Cruise Automation COO Dan Kan (l to r), Cruise Automation CEO Kyle Vogt and General Motors President Dan Ammann Tuesday, November, 20, 2018 at Cruise Automation offices in San Francisco, California.
Source: Noah Berger | General Motors
Cruise, a majority-owned subsidiary of General Motors, plans to begin testing unmanned autonomous vehicles by the end of this year in San Francisco.
The company said Thursday it has received a permit from the California Department of Motor Vehicles to remove the human backup drivers from its self-driving cars. The state also confirmed the permit on its website.
“Before the end of the year, we’ll be sending cars out onto the streets of SF — without gasoline and without anyone at the wheel,” Cruise CEO Dan Ammann wrote in a Medium post. “Because safely removing the driver is the true benchmark of a self-driving car, and because burning fossil fuels is no way to build the future of transportation.”
Cruise is not the first company to receive such approval but it’s a milestone in taking Cruise’s privately operated fleet to a public level without having drivers — a goal of the company.
Other companies to previously receive such a permit are Alphabet’s Waymo, Autox Technologies, Nuro and Amazon’s Zoox.
Ammann, who previously served as president of GM, said Cruise expects to be the first to test unmanned autonomous vehicles “on the streets of a major U.S. city.”
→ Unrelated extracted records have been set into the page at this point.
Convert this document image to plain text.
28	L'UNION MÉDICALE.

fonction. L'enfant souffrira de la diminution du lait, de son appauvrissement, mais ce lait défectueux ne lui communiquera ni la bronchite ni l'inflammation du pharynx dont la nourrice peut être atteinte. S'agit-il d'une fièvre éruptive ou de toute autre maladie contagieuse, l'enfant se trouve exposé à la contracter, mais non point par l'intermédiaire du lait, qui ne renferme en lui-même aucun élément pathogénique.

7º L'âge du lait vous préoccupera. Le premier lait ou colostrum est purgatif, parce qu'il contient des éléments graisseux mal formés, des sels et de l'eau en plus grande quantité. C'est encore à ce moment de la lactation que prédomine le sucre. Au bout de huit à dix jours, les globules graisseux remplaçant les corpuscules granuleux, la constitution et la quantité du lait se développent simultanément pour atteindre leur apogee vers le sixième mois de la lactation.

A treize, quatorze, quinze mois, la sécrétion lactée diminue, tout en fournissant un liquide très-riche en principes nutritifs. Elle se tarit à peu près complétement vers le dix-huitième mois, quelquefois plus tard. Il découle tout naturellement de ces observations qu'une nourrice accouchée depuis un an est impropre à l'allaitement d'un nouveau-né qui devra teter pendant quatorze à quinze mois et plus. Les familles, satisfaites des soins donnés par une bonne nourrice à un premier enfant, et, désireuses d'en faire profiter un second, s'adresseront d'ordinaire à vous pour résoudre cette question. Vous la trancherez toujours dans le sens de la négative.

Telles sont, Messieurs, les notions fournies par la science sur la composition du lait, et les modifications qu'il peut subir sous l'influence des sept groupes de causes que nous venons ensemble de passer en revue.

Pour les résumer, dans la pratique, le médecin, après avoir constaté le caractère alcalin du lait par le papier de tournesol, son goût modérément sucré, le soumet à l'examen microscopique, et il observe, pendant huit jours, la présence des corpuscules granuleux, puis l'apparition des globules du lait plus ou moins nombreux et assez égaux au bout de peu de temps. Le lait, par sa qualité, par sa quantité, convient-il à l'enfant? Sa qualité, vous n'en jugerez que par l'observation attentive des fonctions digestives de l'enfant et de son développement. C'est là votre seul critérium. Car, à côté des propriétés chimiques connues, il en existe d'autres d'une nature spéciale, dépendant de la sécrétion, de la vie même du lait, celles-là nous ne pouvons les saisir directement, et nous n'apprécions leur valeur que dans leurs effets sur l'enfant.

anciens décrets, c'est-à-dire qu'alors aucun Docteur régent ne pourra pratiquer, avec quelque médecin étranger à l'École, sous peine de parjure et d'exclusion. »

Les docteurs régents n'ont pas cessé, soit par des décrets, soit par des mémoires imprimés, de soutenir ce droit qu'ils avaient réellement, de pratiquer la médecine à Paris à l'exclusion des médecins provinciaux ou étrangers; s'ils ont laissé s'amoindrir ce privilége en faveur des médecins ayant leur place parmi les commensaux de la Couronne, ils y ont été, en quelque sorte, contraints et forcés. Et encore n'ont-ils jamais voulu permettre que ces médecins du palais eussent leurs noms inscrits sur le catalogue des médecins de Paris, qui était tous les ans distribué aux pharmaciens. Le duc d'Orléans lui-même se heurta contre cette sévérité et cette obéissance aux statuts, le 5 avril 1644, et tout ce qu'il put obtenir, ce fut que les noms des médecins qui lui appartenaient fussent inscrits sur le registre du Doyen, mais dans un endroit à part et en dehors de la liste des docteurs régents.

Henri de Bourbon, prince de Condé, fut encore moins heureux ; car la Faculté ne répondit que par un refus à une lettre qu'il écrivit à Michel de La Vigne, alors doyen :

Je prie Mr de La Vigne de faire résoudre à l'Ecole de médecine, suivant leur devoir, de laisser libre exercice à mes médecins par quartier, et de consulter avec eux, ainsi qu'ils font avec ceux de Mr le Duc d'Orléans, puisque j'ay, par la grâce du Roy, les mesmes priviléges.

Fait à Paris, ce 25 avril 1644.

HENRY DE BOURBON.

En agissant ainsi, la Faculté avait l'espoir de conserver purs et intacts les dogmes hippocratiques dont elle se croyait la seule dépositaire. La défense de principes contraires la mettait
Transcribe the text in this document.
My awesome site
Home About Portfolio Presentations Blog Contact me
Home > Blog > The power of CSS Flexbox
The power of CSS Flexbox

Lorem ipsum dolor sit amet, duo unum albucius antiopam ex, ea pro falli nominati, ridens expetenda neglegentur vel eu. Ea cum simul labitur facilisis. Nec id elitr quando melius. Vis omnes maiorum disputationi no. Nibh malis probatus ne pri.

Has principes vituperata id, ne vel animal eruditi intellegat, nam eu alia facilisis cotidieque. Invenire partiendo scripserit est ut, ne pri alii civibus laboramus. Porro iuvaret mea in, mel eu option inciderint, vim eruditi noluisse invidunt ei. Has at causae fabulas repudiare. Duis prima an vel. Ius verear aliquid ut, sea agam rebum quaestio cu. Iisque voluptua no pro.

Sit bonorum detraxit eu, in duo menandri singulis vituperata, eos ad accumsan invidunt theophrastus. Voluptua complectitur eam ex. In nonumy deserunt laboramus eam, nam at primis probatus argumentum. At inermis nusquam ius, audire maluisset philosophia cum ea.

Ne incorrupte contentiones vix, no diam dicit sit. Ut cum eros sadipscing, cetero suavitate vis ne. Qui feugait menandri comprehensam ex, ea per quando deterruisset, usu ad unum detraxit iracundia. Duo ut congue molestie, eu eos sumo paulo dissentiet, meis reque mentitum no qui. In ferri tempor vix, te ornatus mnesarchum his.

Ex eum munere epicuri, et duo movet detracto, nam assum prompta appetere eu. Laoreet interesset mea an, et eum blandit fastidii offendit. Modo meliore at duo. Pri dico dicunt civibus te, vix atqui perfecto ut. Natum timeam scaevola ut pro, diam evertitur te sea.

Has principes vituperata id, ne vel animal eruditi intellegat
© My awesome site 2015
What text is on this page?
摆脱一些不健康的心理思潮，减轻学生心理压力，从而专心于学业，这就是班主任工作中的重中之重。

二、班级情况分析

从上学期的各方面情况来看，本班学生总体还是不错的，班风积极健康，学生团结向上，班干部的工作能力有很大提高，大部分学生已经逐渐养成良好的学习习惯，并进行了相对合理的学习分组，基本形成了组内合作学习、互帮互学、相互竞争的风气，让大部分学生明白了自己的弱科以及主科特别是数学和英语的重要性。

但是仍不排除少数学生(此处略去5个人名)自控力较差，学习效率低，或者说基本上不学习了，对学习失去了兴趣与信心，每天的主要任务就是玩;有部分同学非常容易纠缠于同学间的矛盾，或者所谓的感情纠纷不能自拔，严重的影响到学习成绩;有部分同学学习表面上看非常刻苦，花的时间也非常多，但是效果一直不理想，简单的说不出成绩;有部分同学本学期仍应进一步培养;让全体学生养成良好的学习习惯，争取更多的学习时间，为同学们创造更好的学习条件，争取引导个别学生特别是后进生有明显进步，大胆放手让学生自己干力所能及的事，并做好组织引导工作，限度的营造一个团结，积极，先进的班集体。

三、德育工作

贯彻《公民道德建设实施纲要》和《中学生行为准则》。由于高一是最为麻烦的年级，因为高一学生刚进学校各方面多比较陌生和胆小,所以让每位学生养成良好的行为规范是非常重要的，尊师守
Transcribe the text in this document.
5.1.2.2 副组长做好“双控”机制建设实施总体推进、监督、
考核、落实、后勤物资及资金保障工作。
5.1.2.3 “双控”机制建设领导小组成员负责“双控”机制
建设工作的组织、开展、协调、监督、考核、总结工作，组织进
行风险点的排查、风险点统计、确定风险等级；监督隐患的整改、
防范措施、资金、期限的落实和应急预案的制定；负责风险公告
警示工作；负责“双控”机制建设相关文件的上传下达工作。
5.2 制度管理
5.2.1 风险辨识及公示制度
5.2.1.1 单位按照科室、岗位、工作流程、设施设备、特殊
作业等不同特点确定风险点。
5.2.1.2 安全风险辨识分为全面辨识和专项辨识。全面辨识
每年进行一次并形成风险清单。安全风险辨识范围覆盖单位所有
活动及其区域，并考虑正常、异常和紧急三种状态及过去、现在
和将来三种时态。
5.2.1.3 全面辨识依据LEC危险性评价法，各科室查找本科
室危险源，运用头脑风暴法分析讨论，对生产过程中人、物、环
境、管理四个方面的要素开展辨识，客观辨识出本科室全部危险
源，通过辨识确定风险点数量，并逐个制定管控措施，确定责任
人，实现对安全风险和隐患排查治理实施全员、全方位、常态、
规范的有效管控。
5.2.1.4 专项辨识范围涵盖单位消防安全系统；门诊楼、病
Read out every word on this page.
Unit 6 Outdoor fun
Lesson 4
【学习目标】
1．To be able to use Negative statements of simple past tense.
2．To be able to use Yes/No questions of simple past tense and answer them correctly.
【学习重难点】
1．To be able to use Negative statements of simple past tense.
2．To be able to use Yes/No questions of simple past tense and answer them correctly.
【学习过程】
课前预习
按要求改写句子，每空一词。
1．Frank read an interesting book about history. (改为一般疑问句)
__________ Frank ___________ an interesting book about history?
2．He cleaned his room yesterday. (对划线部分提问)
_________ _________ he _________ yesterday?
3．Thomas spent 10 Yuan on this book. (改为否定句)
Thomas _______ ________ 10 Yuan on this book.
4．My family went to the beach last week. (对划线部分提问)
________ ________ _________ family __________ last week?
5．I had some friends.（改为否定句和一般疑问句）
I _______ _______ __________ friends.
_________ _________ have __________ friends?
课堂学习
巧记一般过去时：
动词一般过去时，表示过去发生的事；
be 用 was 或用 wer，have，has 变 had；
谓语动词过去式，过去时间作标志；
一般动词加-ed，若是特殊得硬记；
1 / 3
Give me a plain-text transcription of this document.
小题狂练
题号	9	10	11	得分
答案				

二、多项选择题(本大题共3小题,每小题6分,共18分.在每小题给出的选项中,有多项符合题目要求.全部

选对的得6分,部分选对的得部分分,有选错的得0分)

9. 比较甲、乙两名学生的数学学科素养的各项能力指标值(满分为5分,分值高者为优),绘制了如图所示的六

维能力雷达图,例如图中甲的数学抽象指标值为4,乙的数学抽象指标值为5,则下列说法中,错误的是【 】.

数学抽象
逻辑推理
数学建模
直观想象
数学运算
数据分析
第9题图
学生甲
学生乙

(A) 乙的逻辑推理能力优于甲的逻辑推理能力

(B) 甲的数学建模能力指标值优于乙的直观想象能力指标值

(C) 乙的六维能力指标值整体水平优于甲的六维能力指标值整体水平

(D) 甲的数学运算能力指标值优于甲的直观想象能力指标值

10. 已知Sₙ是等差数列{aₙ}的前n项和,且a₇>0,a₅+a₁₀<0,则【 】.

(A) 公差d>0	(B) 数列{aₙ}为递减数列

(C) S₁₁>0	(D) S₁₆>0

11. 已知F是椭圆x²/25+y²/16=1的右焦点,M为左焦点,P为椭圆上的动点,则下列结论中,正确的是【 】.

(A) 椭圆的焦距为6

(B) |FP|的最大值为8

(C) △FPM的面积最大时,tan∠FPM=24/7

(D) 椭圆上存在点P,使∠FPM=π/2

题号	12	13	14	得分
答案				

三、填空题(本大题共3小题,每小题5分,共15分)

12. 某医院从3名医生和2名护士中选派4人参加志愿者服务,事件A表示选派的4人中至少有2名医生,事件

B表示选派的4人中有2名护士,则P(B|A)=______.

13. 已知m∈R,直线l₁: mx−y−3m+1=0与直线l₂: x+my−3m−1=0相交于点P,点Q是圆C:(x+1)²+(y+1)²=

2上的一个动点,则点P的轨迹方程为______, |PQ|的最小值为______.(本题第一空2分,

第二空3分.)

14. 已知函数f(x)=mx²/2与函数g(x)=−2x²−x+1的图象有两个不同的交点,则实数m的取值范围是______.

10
Ammann did not say when the company plans to launch a commercial autonomous vehicle business for passengers or cargo. Cruise last year delayed the launch of a commercial, self-driving vehicle service in San Francisco, which it had expected to deploy in 2019. The company said its vehicles required further testing. Cruise has consistently said the launch timing would be guided by safety.